New Dehli, March 20- A Hyderabad techie has found a satellite image of a large aircraft flying low over the Andaman Islands on March 8, the day when the Malaysian airliner disappeared on the flight MH 370 from Kuala Lumpur to Beijing.
According to a news report in The Hindu, IT analyst Anoop Madhav Yeggina had been scurrying through innumerable images of DigitalGlobe Satellite QB02 over the past few days when he stumbled upon the image of a large aircraft flying very low above the Andaman Islands on March 8 which he believes is the Boeing 777 of Malaysian airlines.
The techie is among the thousands of people from across the globe involved in the ‘crowd-sourcing’ to find the missing plane which veered off course towards the Indian Ocean after shutting all communication links as it was flying over the South China Sea.
According to The Hindu report, the 29-year-old uploaded his “discovery” along with a write-up on the CNN website and has received more than 16,000 views and comments from viewers ever since.
However, Yeggina’s “discovery” could not stand scrutiny beyond a few hours when it was debunked by Mapbox, the company providing satellite images for the public to help search for the missing Malaysia Airlines flight.

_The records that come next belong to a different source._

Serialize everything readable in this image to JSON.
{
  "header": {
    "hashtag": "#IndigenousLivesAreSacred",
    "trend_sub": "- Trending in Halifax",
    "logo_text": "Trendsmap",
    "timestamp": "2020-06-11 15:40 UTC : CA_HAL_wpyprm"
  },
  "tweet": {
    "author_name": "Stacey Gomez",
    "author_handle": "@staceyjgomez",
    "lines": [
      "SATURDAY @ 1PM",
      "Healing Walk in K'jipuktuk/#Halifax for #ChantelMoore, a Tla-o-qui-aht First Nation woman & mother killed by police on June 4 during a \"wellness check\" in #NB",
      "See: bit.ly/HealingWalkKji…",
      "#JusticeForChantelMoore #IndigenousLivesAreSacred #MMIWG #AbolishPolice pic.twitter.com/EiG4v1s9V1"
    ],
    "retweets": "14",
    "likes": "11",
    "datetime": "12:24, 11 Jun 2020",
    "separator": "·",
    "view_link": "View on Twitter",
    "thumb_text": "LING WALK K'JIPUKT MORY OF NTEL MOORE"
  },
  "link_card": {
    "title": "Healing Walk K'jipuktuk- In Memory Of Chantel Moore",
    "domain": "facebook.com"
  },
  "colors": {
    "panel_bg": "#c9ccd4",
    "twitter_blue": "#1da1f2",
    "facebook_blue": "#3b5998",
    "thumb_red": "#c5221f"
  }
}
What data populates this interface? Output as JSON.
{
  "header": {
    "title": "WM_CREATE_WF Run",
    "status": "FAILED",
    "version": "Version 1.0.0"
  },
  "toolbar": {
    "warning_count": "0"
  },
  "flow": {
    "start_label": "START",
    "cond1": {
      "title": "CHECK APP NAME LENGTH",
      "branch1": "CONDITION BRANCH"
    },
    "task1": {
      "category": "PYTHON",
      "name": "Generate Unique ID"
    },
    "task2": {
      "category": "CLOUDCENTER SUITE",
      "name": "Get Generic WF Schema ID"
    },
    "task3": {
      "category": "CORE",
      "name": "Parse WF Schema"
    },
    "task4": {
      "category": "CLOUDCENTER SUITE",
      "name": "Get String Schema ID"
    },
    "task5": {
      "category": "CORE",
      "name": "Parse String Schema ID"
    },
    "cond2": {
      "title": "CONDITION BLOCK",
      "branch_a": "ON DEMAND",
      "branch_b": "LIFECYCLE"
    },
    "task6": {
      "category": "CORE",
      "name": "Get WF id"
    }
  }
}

Referring to Indian techie’s satellite image, Mapbox said the purported sighting of the plane is based on old data, reported New Zealand’s 3news.co.nz. Later, Mapbox chief scientist Bruno Sanchez-Andrade Nuno also confirmed it on Twitter.
Meanwhile, Daily Mail reported that a Taiwanese university student found a satellite image which appears to show the missing MH370 in the skies above a jungle.
The image was taken from Tomnod, the map search website, and was posted on Reddit on Sunday.
The authenticity of the photo has not yet been verified and the region depicted in the photo is as yet unknown.
However, the sighting of the plane over a jungle corroborates with earlier claims made by Malaysian villagers to have seen the missing Malaysian Airlines jet flying over the north east of the country around the time the aircraft is thought to have made a ‘U-turn’.